Риге: — Я так не думаю, потому что паузы эти могут возникнуть в результате вмешательства другой машины, и вовсе не факт, что человек сумеет расшифровать, что именно эта новая машина выдаст.
Лакан: — Совершенно верно. Но все же именно временной элемент, именно членение процесса на такты позволяет ввести в него нечто такое, что может получить для субъекта смысл.
Риге: — Да, но мне кажется, что существует наряду с этим и тот универсум символов, который является для людей общим достоянием.
Лакан: — Мы ведь только что сказали, что он ни в коем случае не является для них достоянием исключительным.
Риге: — Строго говоря, у машин такого общего для них символического универсума нет.
Лакан: — Это очень тонкий вопрос, потому что машины-то эти делаем мы. Достаточно сказать, что с помощью Ваших нуля и единицы, то есть простейшей символической записи присутствия и отсутствия мы способны выразить все то, что мы видим вокруг нас, — все, что было выработано в ходе определенного
исторического процесса, все результаты, полученные математическими науками. Да, мы совершенно согласны: все свойства чисел заключены здесь, в этих числах, записанных двоичными символами. Но открывают эти свойства, разумеется, совершенно иным путем. Для этого понадобилось изобретение таких символов, как, например, (— в день, когда он впервые появился записанным на бумаге, человечество сделало в науке гигантский шаг. Люди целые века смотрели разинув рот на уравнение второй степени, понятия не имея, что с ним делать дальше, и лишь научившись записывать его, сдвинулись, наконец, с места.

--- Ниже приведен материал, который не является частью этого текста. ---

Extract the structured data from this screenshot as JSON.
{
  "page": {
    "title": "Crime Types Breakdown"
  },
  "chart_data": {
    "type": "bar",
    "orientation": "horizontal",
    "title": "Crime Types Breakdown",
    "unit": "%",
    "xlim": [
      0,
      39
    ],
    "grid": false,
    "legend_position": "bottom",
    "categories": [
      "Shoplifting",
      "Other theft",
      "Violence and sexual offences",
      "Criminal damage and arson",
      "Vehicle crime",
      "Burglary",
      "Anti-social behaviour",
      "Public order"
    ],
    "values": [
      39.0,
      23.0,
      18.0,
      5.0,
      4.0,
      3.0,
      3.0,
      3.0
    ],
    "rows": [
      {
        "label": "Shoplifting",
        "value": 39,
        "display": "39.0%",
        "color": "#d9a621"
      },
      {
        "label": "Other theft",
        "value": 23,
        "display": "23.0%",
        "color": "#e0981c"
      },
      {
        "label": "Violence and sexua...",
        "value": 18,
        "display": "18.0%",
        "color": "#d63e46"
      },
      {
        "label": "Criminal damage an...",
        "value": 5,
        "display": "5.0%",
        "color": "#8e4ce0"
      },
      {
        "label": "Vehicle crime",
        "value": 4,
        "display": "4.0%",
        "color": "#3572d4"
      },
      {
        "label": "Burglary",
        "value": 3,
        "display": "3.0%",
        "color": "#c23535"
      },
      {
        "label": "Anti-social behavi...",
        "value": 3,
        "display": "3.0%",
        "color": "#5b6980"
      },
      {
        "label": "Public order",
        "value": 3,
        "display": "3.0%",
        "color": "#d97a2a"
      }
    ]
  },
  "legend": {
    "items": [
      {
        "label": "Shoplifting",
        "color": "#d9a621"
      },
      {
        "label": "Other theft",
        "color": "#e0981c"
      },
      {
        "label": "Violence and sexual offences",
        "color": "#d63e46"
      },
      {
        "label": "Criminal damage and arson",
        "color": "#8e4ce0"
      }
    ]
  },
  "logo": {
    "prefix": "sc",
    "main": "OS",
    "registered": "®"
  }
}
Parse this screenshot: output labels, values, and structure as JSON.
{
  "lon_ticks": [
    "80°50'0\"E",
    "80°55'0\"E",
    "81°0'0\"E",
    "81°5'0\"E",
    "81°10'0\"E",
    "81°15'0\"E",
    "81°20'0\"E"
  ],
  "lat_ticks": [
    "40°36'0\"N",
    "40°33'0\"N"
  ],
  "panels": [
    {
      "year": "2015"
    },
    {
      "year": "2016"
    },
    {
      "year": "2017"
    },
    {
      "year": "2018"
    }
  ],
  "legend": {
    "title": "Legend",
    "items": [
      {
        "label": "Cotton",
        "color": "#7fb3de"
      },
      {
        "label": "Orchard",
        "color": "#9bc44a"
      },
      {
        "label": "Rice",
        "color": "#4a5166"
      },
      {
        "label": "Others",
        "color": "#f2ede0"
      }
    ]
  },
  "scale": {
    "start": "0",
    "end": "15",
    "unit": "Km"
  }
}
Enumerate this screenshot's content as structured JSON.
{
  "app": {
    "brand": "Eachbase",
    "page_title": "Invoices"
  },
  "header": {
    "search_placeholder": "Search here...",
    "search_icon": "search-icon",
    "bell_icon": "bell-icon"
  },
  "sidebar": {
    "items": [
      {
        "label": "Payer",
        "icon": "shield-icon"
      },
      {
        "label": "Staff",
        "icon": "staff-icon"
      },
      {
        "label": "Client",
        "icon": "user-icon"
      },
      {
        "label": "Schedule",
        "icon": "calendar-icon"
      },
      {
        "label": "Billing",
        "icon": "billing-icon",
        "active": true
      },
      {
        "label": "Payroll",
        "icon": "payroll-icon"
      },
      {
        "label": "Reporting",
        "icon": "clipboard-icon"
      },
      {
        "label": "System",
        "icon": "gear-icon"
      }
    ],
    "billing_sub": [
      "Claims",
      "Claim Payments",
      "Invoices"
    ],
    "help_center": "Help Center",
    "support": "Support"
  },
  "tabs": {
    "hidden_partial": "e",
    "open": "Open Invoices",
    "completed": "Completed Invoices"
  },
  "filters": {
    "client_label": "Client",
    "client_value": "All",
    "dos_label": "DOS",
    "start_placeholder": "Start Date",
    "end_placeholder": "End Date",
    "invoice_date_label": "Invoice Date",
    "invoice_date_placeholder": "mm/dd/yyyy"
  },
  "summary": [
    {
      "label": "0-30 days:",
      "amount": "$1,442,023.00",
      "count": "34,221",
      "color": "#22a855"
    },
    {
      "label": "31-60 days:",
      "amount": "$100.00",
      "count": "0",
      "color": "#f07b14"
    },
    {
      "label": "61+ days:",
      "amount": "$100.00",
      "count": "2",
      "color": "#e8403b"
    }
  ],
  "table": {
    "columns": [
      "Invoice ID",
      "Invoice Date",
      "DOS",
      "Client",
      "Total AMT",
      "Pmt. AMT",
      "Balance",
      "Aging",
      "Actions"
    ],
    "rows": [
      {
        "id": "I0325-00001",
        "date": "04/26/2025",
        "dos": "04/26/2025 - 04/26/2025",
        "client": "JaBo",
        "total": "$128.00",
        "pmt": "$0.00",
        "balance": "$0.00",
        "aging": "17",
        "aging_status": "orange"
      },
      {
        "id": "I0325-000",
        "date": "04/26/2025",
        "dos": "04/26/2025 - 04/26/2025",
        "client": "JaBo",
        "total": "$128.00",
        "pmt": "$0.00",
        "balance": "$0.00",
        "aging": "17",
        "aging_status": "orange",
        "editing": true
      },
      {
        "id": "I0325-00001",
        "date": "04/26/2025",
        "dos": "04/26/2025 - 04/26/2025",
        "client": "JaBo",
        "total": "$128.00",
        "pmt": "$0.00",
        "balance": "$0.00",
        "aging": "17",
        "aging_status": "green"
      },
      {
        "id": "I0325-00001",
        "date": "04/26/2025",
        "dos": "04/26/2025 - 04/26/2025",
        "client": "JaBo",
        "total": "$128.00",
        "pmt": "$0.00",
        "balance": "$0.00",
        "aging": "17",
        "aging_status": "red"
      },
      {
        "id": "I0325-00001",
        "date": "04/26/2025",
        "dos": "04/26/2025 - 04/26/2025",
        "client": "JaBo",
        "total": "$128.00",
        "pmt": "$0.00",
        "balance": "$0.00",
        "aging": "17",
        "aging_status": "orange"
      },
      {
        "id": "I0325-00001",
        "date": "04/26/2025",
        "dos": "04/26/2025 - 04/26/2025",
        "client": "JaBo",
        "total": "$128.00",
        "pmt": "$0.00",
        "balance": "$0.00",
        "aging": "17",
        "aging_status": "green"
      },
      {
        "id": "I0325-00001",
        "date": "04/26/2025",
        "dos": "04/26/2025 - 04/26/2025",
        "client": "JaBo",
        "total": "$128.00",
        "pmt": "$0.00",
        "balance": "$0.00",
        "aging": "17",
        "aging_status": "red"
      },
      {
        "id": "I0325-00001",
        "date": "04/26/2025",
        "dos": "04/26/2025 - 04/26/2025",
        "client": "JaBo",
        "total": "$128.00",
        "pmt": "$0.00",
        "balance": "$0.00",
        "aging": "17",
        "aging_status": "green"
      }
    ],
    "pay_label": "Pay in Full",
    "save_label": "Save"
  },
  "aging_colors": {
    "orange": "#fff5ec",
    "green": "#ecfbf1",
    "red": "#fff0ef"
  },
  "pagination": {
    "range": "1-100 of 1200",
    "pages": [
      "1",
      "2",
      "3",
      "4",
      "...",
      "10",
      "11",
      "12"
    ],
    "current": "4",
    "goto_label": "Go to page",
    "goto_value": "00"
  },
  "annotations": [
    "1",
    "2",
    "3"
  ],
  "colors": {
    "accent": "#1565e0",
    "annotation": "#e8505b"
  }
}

Мы оказываемся, таким образом, перед проблематической ситуацией, которая сводится к тому, что имеется знаковая реальность, внутри которой существует мир истин, какой бы то ни было субъективности начисто лишенных, а наряду с ней налицо историческое развитие субъективности, явно направленное на открытие истин, принадлежащих порядку символическому. Что, ничего не понятно?
Маршан: — Я не согласен. Вы сами определили язык — и я думаю, что это лучшее его определение, — как мир знаков, которым мы чужды.
Лакан: — Речь шла о том языке.
Маршан: — По-моему, определение это годится для языка вообще.
Лакан: — Да нет же. Ведь язык наш несет на себе отпечаток истории, он так же случаен, как символ V, и отмечен к тому же двусмысленностью.
Маршан: — На мой взгляд, к языку, определяемому таким образом, понятие ошибки неприменимо.
Лакан: — В мире нулей никаких ошибок нет.
Маршан: — Но в мире языка это, очевидно, ничего больше не значит. Есть вещи истинные и ложные. Вы говорите о том, что проводится исследование. В этот момент заблуждение и истина получают определенность. Но это ведь уже некий частный язык, мир математических символов.
Лакан: — В системе языка в существующем ее виде установить ошибку как таковую — дело возможное. Если Вы скажете мне, что
слоны обитают в воде, то с помощью ряда силлогизмов я смогу Ваше заблуждение опровергнуть.
Маршан: — Да, но это уже фраза, сообщение, посылка, которая может оказаться и ложной. Если мы определим весь язык как мир знаков, существующий независимо от нас, то понятие ошибки будет располагаться не на этом уровне, а на уровне более высоком, где имеют место сообщения. Общение и речь расположены на разных уровнях. Я помещаю язык на тот низший уровень, на основе которого и возникают уже общение, сообщение и речь. На мой взгляд, язык следует сохранять на уровне, где дифференциация едва ли не полностью отсутствует Как только Вы захотите расшифровать смысл языка, это уже будет не язык. Смысл, который можно расшифровать, есть только у речи. Их может у нее быть даже несколько — такая уж у нее роль.